Fritadeiras ambulantes, viaturas
vegetarianas, carros ecológicos ou veículos não poluentes são
algumas das frases que identificam os automóveis da segunda edição
da iniciativa "Portugal de Lés a Lés", organizada pela Associação
NovaEnergia.
A travessia ecológica começou no sábado,
10 de maio, em Almeirim (centro de Portugal), seguindo rumo ao
Parque de Exposições de Vila Franca de Xira, nas proximidades de
Lisboa. O destino seguinte foi Alcácer do Sal, já
no Alentejo, local escolhido este ano para o pernoite de 30 a 35
participantes, partindo no domingo para Quarteira, no extremo sul
do país.
A passagem da caravana encantou a
prefeitura da cidade alentejana de Alcácer do Sal, que no ano
passado adquiriu um veículo com motor híbrido já pensando na
diminuição da emissão de CO2 para a atmosfera.

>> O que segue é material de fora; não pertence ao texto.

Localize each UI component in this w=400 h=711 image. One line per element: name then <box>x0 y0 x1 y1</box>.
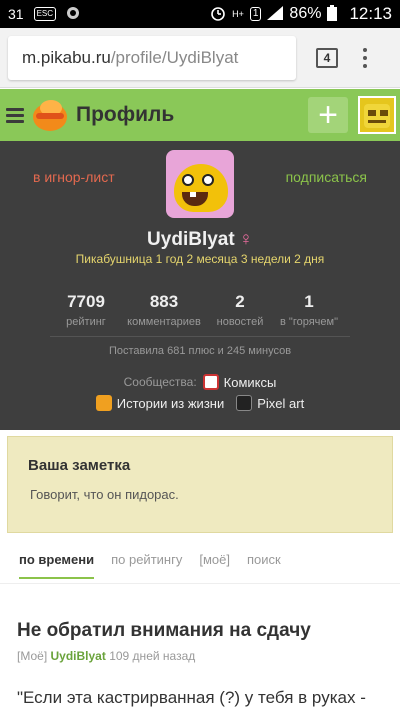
clock: 12:13 <box>349 4 392 23</box>
divider <box>50 336 350 337</box>
stat-value: 7709 <box>67 292 105 311</box>
tab-mine[interactable]: [моё] <box>199 552 230 577</box>
stat-label: рейтинг <box>66 316 106 328</box>
tab-by-rating[interactable]: по рейтингу <box>111 552 182 577</box>
stat-hot[interactable]: 1 в "горячем" <box>271 292 347 328</box>
community-pixel-art[interactable]: Pixel art <box>236 395 304 411</box>
community-name: Комиксы <box>223 374 277 390</box>
communities-row: Сообщества: Комиксы <box>0 374 400 390</box>
community-comics[interactable]: Комиксы <box>202 374 277 390</box>
female-icon: ♀ <box>238 229 253 250</box>
stat-rating: 7709 рейтинг <box>53 292 119 328</box>
stat-value: 883 <box>149 292 179 311</box>
post-title[interactable]: Не обратил внимания на сдачу <box>17 620 311 642</box>
post-tag[interactable]: [Моё] <box>17 649 47 663</box>
stat-comments[interactable]: 883 комментариев <box>119 292 209 328</box>
stat-label: в "горячем" <box>280 316 338 328</box>
tab-switcher-button[interactable]: 4 <box>316 47 338 68</box>
stat-label: комментариев <box>127 316 201 328</box>
tab-by-time[interactable]: по времени <box>19 552 95 579</box>
profile-username: UydiBlyat ♀ <box>0 229 400 251</box>
address-bar[interactable]: m.pikabu.ru/profile/UydiBlyat <box>8 35 296 80</box>
note-text: Говорит, что он пидорас. <box>30 487 179 502</box>
esc-icon: ESC <box>33 7 57 21</box>
sim-icon: 1 <box>249 7 262 21</box>
page-title: Профиль <box>76 103 175 126</box>
stat-label: новостей <box>216 316 264 328</box>
pixel-art-icon <box>236 395 253 411</box>
user-note[interactable]: Ваша заметка Говорит, что он пидорас. <box>7 436 393 533</box>
signal-icon <box>267 5 284 23</box>
notification-count: 31 <box>8 6 24 22</box>
profile-avatar <box>166 150 234 218</box>
comics-icon <box>202 374 219 390</box>
url-path: /profile/UydiBlyat <box>110 47 239 67</box>
username-text: UydiBlyat <box>147 229 235 250</box>
post-author[interactable]: UydiBlyat <box>51 649 106 663</box>
community-name: Истории из жизни <box>116 395 225 411</box>
stat-value: 1 <box>304 292 314 311</box>
communities-label: Сообщества: <box>123 375 197 389</box>
sort-tabs: по времени по рейтингу [моё] поиск <box>0 552 400 584</box>
battery-percent: 86% <box>289 5 322 22</box>
battery-icon <box>327 4 338 24</box>
communities-row-2: Истории из жизни Pixel art <box>0 395 400 411</box>
life-stories-icon <box>95 395 112 411</box>
post-body: "Если эта кастрирванная (?) у тебя в рук… <box>17 688 366 707</box>
pikabu-logo[interactable] <box>32 97 68 133</box>
url-host: m.pikabu.ru <box>22 47 111 67</box>
post-time: 109 дней назад <box>109 649 196 663</box>
user-avatar[interactable] <box>358 96 396 134</box>
shield-icon <box>66 6 80 23</box>
status-bar: 31 ESC H+ 1 86% 12:13 <box>0 0 400 28</box>
divider <box>0 583 400 584</box>
add-post-button[interactable]: + <box>308 97 348 133</box>
tab-search[interactable]: поиск <box>247 552 281 577</box>
alarm-icon <box>210 5 226 24</box>
stat-value: 2 <box>235 292 245 311</box>
browser-menu-icon[interactable] <box>362 47 368 68</box>
hamburger-menu-icon[interactable] <box>6 107 24 123</box>
stat-news[interactable]: 2 новостей <box>209 292 271 328</box>
site-header: Профиль + <box>0 89 400 141</box>
community-name: Pixel art <box>257 395 305 411</box>
votes-summary: Поставила 681 плюс и 245 минусов <box>108 345 292 357</box>
profile-stats: 7709 рейтинг 883 комментариев 2 новостей… <box>0 292 400 328</box>
community-life-stories[interactable]: Истории из жизни <box>95 395 225 411</box>
ignore-list-link[interactable]: в игнор-лист <box>33 169 115 185</box>
profile-tenure: Пикабушница 1 год 2 месяца 3 недели 2 дн… <box>75 252 325 266</box>
note-title: Ваша заметка <box>28 457 131 474</box>
browser-toolbar: m.pikabu.ru/profile/UydiBlyat 4 <box>0 28 400 88</box>
profile-panel: в игнор-лист подписаться UydiBlyat ♀ Пика… <box>0 141 400 430</box>
subscribe-link[interactable]: подписаться <box>286 169 367 185</box>
post-meta: [Моё] UydiBlyat 109 дней назад <box>17 649 195 663</box>
network-type-label: H+ <box>232 9 244 19</box>
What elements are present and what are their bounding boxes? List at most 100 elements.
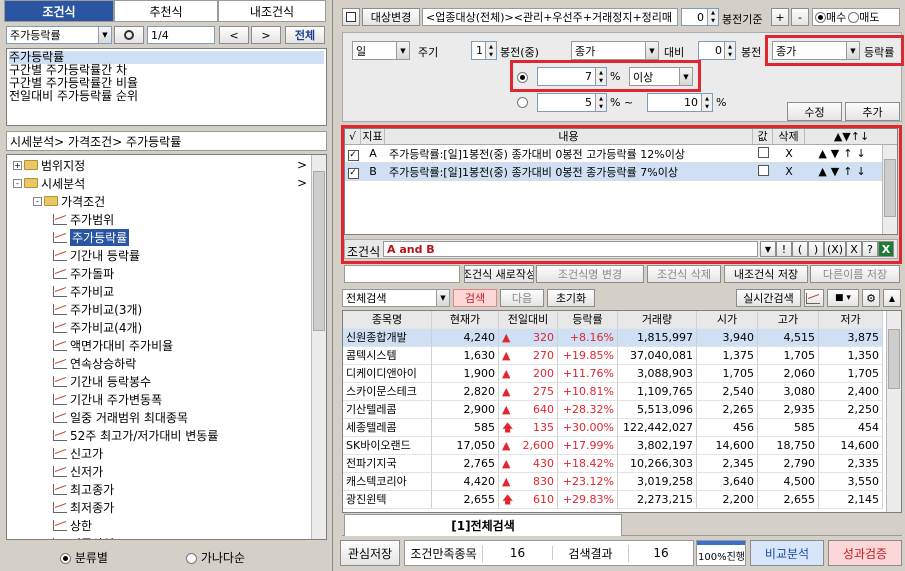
action-button[interactable]: 조건식 새로작성	[464, 265, 534, 283]
column-header[interactable]: 전일대비	[499, 311, 558, 329]
table-row[interactable]: SK바이오랜드 17,050 ▲ 2,600 +17.99% 3,802,197 14,60…	[343, 437, 883, 455]
grid-scrollbar[interactable]	[886, 311, 901, 512]
condition-name-input[interactable]	[344, 265, 460, 283]
tree-item[interactable]: 신저가	[7, 462, 311, 480]
condition-search-input[interactable]: 주가등락률 ▼	[6, 26, 112, 44]
chevron-down-icon[interactable]: ▼	[436, 290, 449, 306]
chart-icon[interactable]	[804, 289, 824, 307]
next-search-button[interactable]: 다음	[500, 289, 544, 307]
tab-my-conditions[interactable]: 내조건식	[218, 0, 326, 22]
column-header[interactable]: 현재가	[432, 311, 499, 329]
spin-icon[interactable]: ▲ ▼	[485, 42, 496, 59]
compare-analysis-button[interactable]: 비교분석	[750, 540, 824, 566]
prev-button[interactable]: <	[219, 26, 249, 44]
tab-recommended[interactable]: 추천식	[114, 0, 218, 22]
bong1-input[interactable]: 1 ▲ ▼	[471, 41, 497, 60]
tree-item[interactable]: - 가격조건	[7, 192, 311, 210]
range-radio[interactable]	[517, 95, 528, 108]
action-button[interactable]: 다른이름 저장	[810, 265, 900, 283]
tree-item[interactable]: + 범위지정 >	[7, 156, 311, 174]
tab-all-results[interactable]: [1]전체검색	[344, 514, 622, 536]
chevron-down-icon[interactable]: ▼	[98, 27, 111, 43]
tree-item[interactable]: 기간내 등락률	[7, 246, 311, 264]
range-to-input[interactable]: 10 ▲ ▼	[647, 93, 713, 112]
column-header[interactable]: 등락률	[558, 311, 618, 329]
table-row[interactable]: 디케이디앤아이 1,900 ▲ 200 +11.76% 3,088,903 1,705 2,0…	[343, 365, 883, 383]
tree-item[interactable]: - 시세분석 >	[7, 174, 311, 192]
menu-icon[interactable]: ■ ▾	[827, 289, 859, 307]
table-row[interactable]: 캐스텍코리아 4,420 ▲ 830 +23.12% 3,019,258 3,640 4,50…	[343, 473, 883, 491]
table-row[interactable]: 기산텔레콤 2,900 ▲ 640 +28.32% 5,513,096 2,265 2,935…	[343, 401, 883, 419]
tree-item[interactable]: 기간내 등락봉수	[7, 372, 311, 390]
tree-item[interactable]: 전종산익	[7, 534, 311, 539]
tree-item[interactable]: 주가비교	[7, 282, 311, 300]
tree-item[interactable]: 주가비교(3개)	[7, 300, 311, 318]
spin-icon[interactable]: ▲ ▼	[701, 94, 712, 111]
range-from-input[interactable]: 5 ▲ ▼	[537, 93, 607, 112]
action-button[interactable]: 조건식 삭제	[647, 265, 721, 283]
table-row[interactable]: 스카이문스테크 2,820 ▲ 275 +10.81% 1,109,765 2,540 3,0…	[343, 383, 883, 401]
tree-item[interactable]: 주가범위	[7, 210, 311, 228]
gear-icon[interactable]: ⚙	[862, 289, 880, 307]
price-select[interactable]: 종가 ▼	[571, 41, 659, 60]
chevron-up-icon[interactable]: ▲	[883, 289, 901, 307]
expand-icon[interactable]: +	[13, 160, 22, 170]
tree-item[interactable]: 연속상승하락	[7, 354, 311, 372]
tree-item[interactable]: 기간내 주가변동폭	[7, 390, 311, 408]
collapse-icon[interactable]: -	[13, 178, 22, 188]
chevron-right-icon[interactable]: >	[297, 158, 307, 172]
bong2-input[interactable]: 0 ▲ ▼	[698, 41, 736, 60]
sort-by-alpha-radio[interactable]: 가나다순	[186, 549, 245, 566]
tree-item[interactable]: 액면가대비 주가비율	[7, 336, 311, 354]
minus-button[interactable]: -	[791, 8, 809, 26]
sort-by-category-radio[interactable]: 분류별	[60, 549, 108, 566]
tree-item[interactable]: 52주 최고가/저가대비 변동률	[7, 426, 311, 444]
column-header[interactable]: 시가	[697, 311, 758, 329]
sell-radio[interactable]	[848, 11, 860, 23]
tree-item[interactable]: 신고가	[7, 444, 311, 462]
search-button[interactable]	[114, 26, 144, 44]
realtime-search-button[interactable]: 실시간검색	[736, 289, 801, 307]
chevron-down-icon[interactable]: ▼	[396, 42, 409, 59]
chevron-down-icon[interactable]: ▼	[645, 42, 658, 59]
chevron-right-icon[interactable]: >	[297, 176, 307, 190]
plus-button[interactable]: +	[771, 8, 789, 26]
table-row[interactable]: 콤텍시스템 1,630 ▲ 270 +19.85% 37,040,081 1,375 1,70…	[343, 347, 883, 365]
next-button[interactable]: >	[251, 26, 281, 44]
tree-item[interactable]: 최고종가	[7, 480, 311, 498]
buy-radio[interactable]	[815, 11, 826, 23]
spin-icon[interactable]: ▲ ▼	[707, 9, 718, 25]
all-button[interactable]: 전체	[285, 26, 325, 44]
action-button[interactable]: 내조건식 저장	[724, 265, 808, 283]
tree-item[interactable]: 최저종가	[7, 498, 311, 516]
table-row[interactable]: 전파기지국 2,765 ▲ 430 +18.42% 10,266,303 2,345 2,79…	[343, 455, 883, 473]
save-interest-button[interactable]: 관심저장	[340, 540, 400, 566]
tree-item[interactable]: 상한	[7, 516, 311, 534]
list-item[interactable]: 전일대비 주가등락률 순위	[9, 90, 324, 103]
modify-button[interactable]: 수정	[787, 102, 842, 121]
tree-item[interactable]: 주가비교(4개)	[7, 318, 311, 336]
column-header[interactable]: 거래량	[618, 311, 697, 329]
column-header[interactable]: 종목명	[343, 311, 432, 329]
change-target-button[interactable]: 대상변경	[362, 8, 420, 26]
period-select[interactable]: 일 ▼	[352, 41, 410, 60]
run-search-button[interactable]: 검색	[453, 289, 497, 307]
table-row[interactable]: 광진윈텍 2,655 🡅 610 +29.83% 2,273,215 2,200 2,655 2…	[343, 491, 883, 509]
tab-conditions[interactable]: 조건식	[4, 0, 114, 22]
tree-item[interactable]: 일중 거래범위 최대종목	[7, 408, 311, 426]
spin-icon[interactable]: ▲ ▼	[595, 94, 606, 111]
reset-button[interactable]: 초기화	[547, 289, 595, 307]
tree-item[interactable]: 주가돌파	[7, 264, 311, 282]
collapse-icon[interactable]: -	[33, 196, 42, 206]
scope-select[interactable]: 전체검색 ▼	[342, 289, 450, 307]
target-icon-button[interactable]	[342, 8, 360, 26]
table-row[interactable]: 신원종합개발 4,240 ▲ 320 +8.16% 1,815,997 3,940 4,515…	[343, 329, 883, 347]
table-row[interactable]: 세종텔레콤 585 🡅 135 +30.00% 122,442,027 456 585 454	[343, 419, 883, 437]
tree-item[interactable]: 주가등락률	[7, 228, 311, 246]
bong-base-input[interactable]: 0 ▲ ▼	[681, 8, 719, 26]
action-button[interactable]: 조건식명 변경	[536, 265, 644, 283]
spin-icon[interactable]: ▲ ▼	[724, 42, 735, 59]
column-header[interactable]: 저가	[819, 311, 883, 329]
tree-scrollbar[interactable]	[311, 155, 326, 539]
performance-verify-button[interactable]: 성과검증	[828, 540, 902, 566]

"É um veículo leve de passageiros, que nas
pequenas deslocações desliga o motor de explosão, funcionando
apenas com o elétrico", explicou à Agência Lusa o prefeito Pedro
Paredes.
Todos os carros que participam da caravana
rodam "com óleo vegetal ou biodiesel", sendo que alguns chegam a
utilizar 100% de combustível alternativo, atesta José Maximiano,
presidente da NovaEnergia.
A associação faz apologia à utilização das
fontes de energia limpas e quer espalhar o conceito por Portugal.
Para ajudar na causa, todos os veículos participantes do evento
levaram adesivos alusivos à temática.
O intuito da associação é sensibilizar os
portugueses para a utilização de óleos usados como combustível.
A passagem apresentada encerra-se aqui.